Allah 'Azza wa Jalla juga menjadikan peredaran masa penuh dengan rahmat. Di antara rahmat-Nya ialah Dia 'Azza wa Jalla jadikan siang dan malam yang masing-masing memiliki tanda-tanda yang berbeda. Tanda-tanda siang ialah matahari sedangkan tanda-tanda malam ialah bulan. Dia 'Azza wa Jalla telah menjadikan malam agar manusia merasakan ketenangan di dalamnya, dan telah menjadikan siang terang benderang agar mereka bisa mendapatkan karunia dari-Nya 'Azza wa Jalla dan bisa mencari penghidupan di dalamnya. Dia Subhanahu wa Ta’ala telah menjadikan siang silih berganti sebagaimana kehidupan yang baru, sehingga setiap hamba akan memperbarui kekuatannya dan menyongsong amalan-amalannya. Oleh karenanya, Dia 'Azza wa Jalla menyebut tidur di waktu malam sebagai kematian sedangkan terjaga di waktu siang sebagai kebangkitan. Dia 'Azza wa Jalla berfirman,

وَهُوَ الَّذِي يَتَوَفَّاكُم بِاللَّيْلِ وَيَعْلَمُ مَا جَرَحْتُم بِالنَّهَارِ ثُمَّ يَبْعَثُكُمْ فِيهِ لِيُقْضَى أَجَلٌ مُّسَمًّى ثُمَّ إِلَيْهِ مَرْجِعُكُمْ ثُمَّ يُنَبِّئُكُم بِمَا كُنتُمْ تَعْمَلُونَ

"Dan Dialah yang menidurkan kamu di malam hari dan Dia mengetahui apa yang kamu kerjakan di siang hari. Kemudian Dia membangunkan kamu pada siang hari untuk disempurnakan umur(mu) yang telah ditentukan, kemudian kepada Allah-lah kamu kembali, lalu Dia memberitahukan kepadamu apa yang dahulu kamu kerjakan." (QS. al-An’am [6]: 60).

Dan di antara rahmat-Nya Subhanahu wa Ta’ala, Dia telah jadikan matahari dan bulan sebagai perhitungan. Pada matahari diketahui perhitungan musim, iklim dan cuaca, sedangkan pada bulan di malam hari diketahui perhitungan penanggalan bulan serta tahun [QS al-An’am [6]: 96]. Sehingga diketahuilah bahwa bilangan bulan dalam setahun ialah dua belas bulan [QS at Taubah [9]: 36].

Di antara kemudahan yang Allah berikan kepada manusia ialah Dia 'Azza wa Jalla telah menetapkan perhitungan penanggalan atas dasar bulan baru yang disebut hilal.
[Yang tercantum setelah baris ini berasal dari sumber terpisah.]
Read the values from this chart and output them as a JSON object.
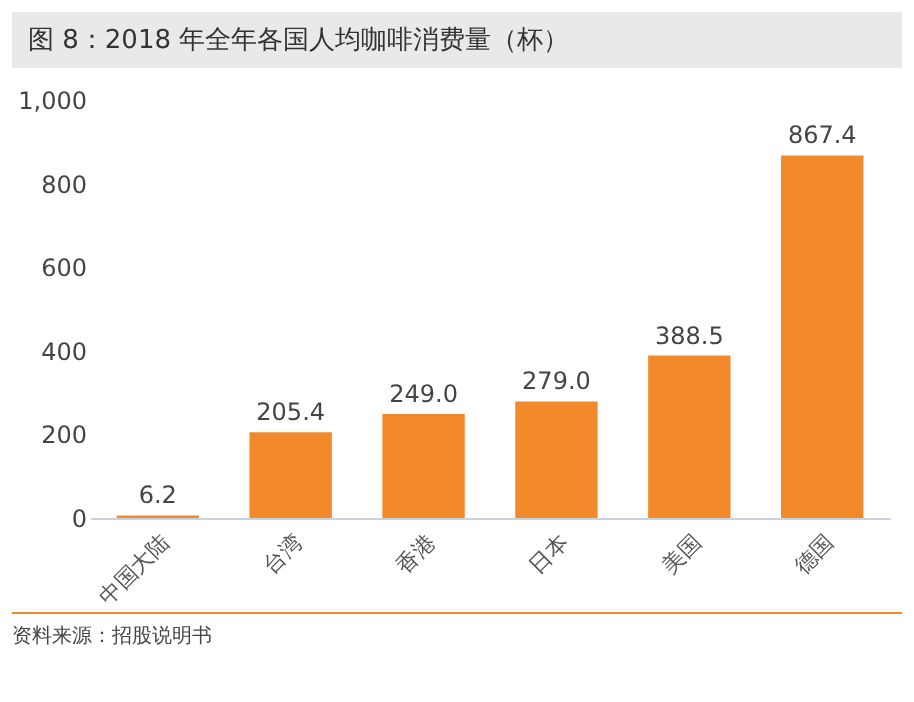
{
  "chart_data": {
    "type": "bar",
    "title": "图 8：2018 年全年各国人均咖啡消费量（杯）",
    "categories": [
      "中国大陆",
      "台湾",
      "香港",
      "日本",
      "美国",
      "德国"
    ],
    "values": [
      6.2,
      205.4,
      249.0,
      279.0,
      388.5,
      867.4
    ],
    "value_labels": [
      "6.2",
      "205.4",
      "249.0",
      "279.0",
      "388.5",
      "867.4"
    ],
    "color": "#f28a2c",
    "ylim": [
      0,
      1000
    ],
    "yticks": [
      {
        "value": 0,
        "label": "0"
      },
      {
        "value": 200,
        "label": "200"
      },
      {
        "value": 400,
        "label": "400"
      },
      {
        "value": 600,
        "label": "600"
      },
      {
        "value": 800,
        "label": "800"
      },
      {
        "value": 1000,
        "label": "1,000"
      }
    ],
    "grid": false,
    "annotations": [
      "资料来源：招股说明书"
    ]
  }
}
Sebab ia merupakan tanda nyata yang nampak jelas dan bisa dipahami oleh seluruh manusia secara khusus maupun secara umum, yaitu dengan melihat hilal di saat Maghrib setelah terbenamnya matahari. Sehingga kapan saja hilal terlihat, maka berarti telah masuk bulan baru dan usailah bulan lalu. Dari sini pula diketahui bahwa awal perhitungan hari dihitung sejak terbenamnya matahari sebagaimana awalnya bulan.
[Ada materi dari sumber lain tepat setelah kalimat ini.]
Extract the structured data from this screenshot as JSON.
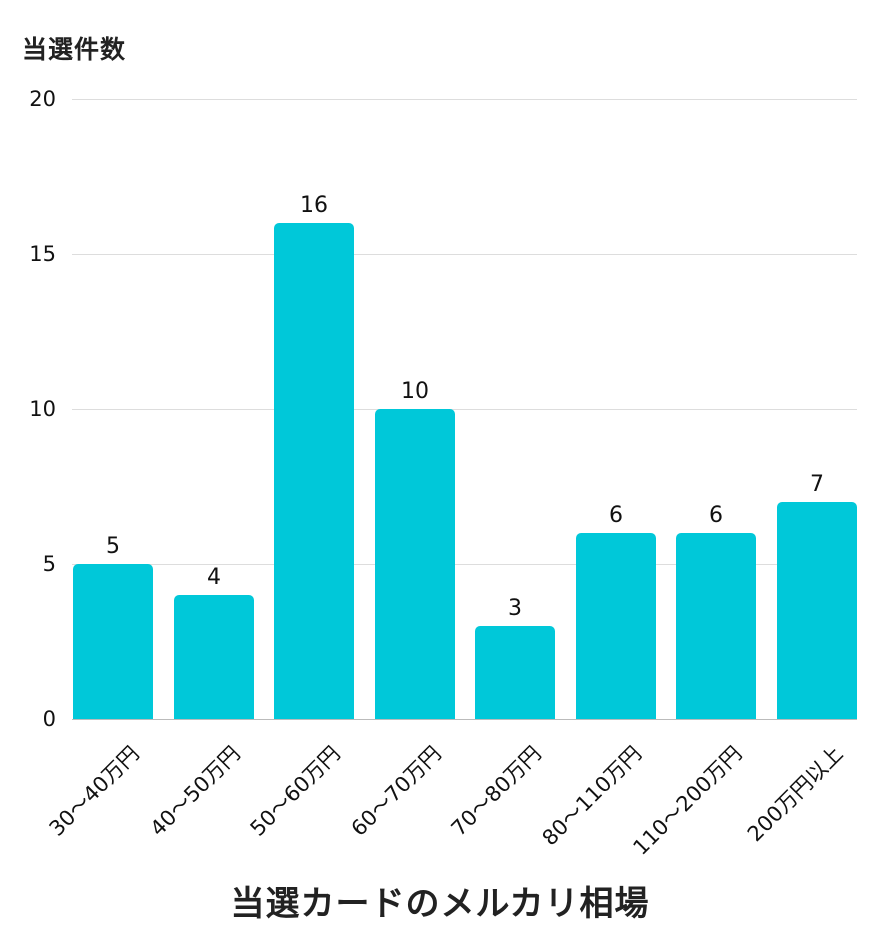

Sekilas Sejarah Penanggalan Islam

Penanggalan Islam di mulai sejak zaman Amirul Mukminin Umar bin Khaththab radhiallahu 'anhu. Beliau kumpulkan enam belas atau tujuh belas pemuka sahabat dan bermusyawarah dengan mereka tentang kapan penanggalan Islam diawali. Sebagian mengatakan di awali saja sejak hari kelahiran Nabi shallallahu ‘alaihi wa sallam. Sebagian lainnya mengatakan dimulai saja sejak diutusnya beliau shallallahu ‘alaihi wa sallam menjadi Nabi dan Rasul. Sebagiannya lagi mengatakan dimulai saja sejak hijrahnya beliau ke Madinah. Dan sebagiannya lagi mengatakan dimulai saja sejak wafatnya beliau shallallahu ‘alaihi wa sallam.
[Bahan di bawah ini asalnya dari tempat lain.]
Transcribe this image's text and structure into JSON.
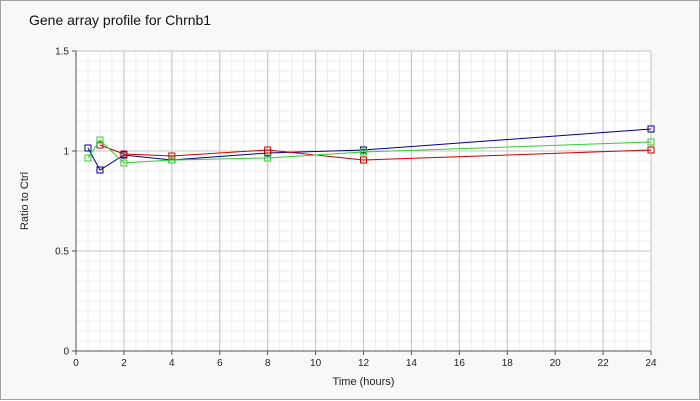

Akhirnya, beliau radhiallahu 'anhu memilih dan menguatkan permulaan penanggalan Islam sejak hijrahnya beliau shallallahu ‘alaihi wa sallam ke Madinah. Sebab, dengan hijrah ini Allah 'Azza wa Jalla membedakan antara yang haq dengan yang batil. Maka, sepakatlah para sahabat bahwa hari hijrahnya Nabi shallallahu ‘alaihi wa sallam sebagai awal penanggalan Islam. Sebab, tahun tersebut juga merupakan tahun terbentuknya umat Islam yang sesungguhnya yang akan memiliki masa depan gemilang. Tahun itu juga merupakan tahun pertama terbentuknya negeri Islam yang mutlak dikuasai oleh kaum muslimin.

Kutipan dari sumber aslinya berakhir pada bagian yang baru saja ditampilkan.